I will highlight just a few accomplishments that occurred over the summer. The integration of Lancaster General Health into the University of Pennsylvania Health System gained final approval. The new South Tower research and faculty office space is nearing completion atop the Jordan Medical Education Center. With completion of the temporary bridge connecting HUP and PCAM, you will soon witness the stepwise demolition of Penn Tower. The world's first pediatric bilateral hand transplant was performed by Scott Levin and a surgical team from Penn and CHOP. And to highlight just two of many notable scientific advances, David Weiner and colleagues reported that a novel gene-based vaccine can, for the first time, induce protective immunity in animals against the Middle East Respiratory Syndrome (MERS), and a phase one clinical trial led by Alain Rook and Joel M. Gelfand showed that a topical therapy for patients with early stage T cell lymphoma causes a systemic immune response against cancerous cells from treated and untreated lesions.
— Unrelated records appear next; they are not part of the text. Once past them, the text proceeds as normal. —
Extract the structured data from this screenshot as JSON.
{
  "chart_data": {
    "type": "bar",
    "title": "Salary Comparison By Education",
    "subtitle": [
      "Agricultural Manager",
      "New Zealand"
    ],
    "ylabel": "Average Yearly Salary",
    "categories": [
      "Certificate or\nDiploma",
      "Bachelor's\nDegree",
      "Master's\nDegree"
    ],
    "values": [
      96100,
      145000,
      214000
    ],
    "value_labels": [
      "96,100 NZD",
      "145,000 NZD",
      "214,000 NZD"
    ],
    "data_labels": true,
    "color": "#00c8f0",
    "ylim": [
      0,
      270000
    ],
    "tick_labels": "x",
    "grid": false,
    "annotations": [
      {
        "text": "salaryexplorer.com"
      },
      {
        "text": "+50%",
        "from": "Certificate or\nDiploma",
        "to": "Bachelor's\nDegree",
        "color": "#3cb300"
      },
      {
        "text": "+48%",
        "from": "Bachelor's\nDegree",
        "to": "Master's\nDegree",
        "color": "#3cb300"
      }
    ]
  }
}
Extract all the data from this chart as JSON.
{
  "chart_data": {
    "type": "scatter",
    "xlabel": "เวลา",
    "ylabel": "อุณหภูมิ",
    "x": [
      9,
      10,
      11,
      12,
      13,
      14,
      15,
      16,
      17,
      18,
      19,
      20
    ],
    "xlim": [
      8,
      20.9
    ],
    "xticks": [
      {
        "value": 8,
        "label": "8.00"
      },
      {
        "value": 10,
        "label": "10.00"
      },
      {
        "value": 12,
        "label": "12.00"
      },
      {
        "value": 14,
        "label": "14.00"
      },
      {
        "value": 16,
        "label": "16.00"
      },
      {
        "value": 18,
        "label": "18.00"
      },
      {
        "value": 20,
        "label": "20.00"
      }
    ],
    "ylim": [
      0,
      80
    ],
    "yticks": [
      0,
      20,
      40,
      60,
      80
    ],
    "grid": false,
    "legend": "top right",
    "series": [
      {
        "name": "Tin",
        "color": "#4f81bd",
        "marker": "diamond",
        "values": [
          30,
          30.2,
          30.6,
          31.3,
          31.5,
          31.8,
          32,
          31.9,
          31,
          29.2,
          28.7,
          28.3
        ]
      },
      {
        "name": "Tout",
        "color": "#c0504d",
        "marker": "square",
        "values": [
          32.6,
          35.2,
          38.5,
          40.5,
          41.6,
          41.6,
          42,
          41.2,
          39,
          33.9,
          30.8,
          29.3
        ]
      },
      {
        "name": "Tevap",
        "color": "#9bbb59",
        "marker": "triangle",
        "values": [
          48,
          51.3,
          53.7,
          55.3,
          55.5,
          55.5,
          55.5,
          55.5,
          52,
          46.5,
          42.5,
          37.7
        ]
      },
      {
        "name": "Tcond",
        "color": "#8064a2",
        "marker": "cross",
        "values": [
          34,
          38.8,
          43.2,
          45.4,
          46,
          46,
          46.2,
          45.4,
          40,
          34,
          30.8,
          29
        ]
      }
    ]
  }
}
As the new semester begins, this momentum will continue. In addition to the imminent opening of the South Tower research space, the first phase Richards renovation is complete and Stemmler Hall renovation is underway. Also, the first full academic year of classes will be offered in the Jordan Medical Education Center.

As I look further ahead and consider the investments we are making in our future, I am confident this progress will continue. But progress also requires a fresh reevaluation at every stage of its advance. Thus, it is relevant to ask, what more can we do to maintain and accelerate our momentum? It's a question that I address with our senior leadership on a regular basis. However, this is a conversation that calls for broader input from the entire community. Consequently, I will be initiating a series of town hall meetings over the course of the year, where I look forward to discussing with all of you new ways to capture the full potential of our academic medical center.

Additional information about the first town hall meeting will be forthcoming. In the meantime, a warm welcome back to all. I hope you have had an invigorating summer and wish you a most rewarding and productive academic year.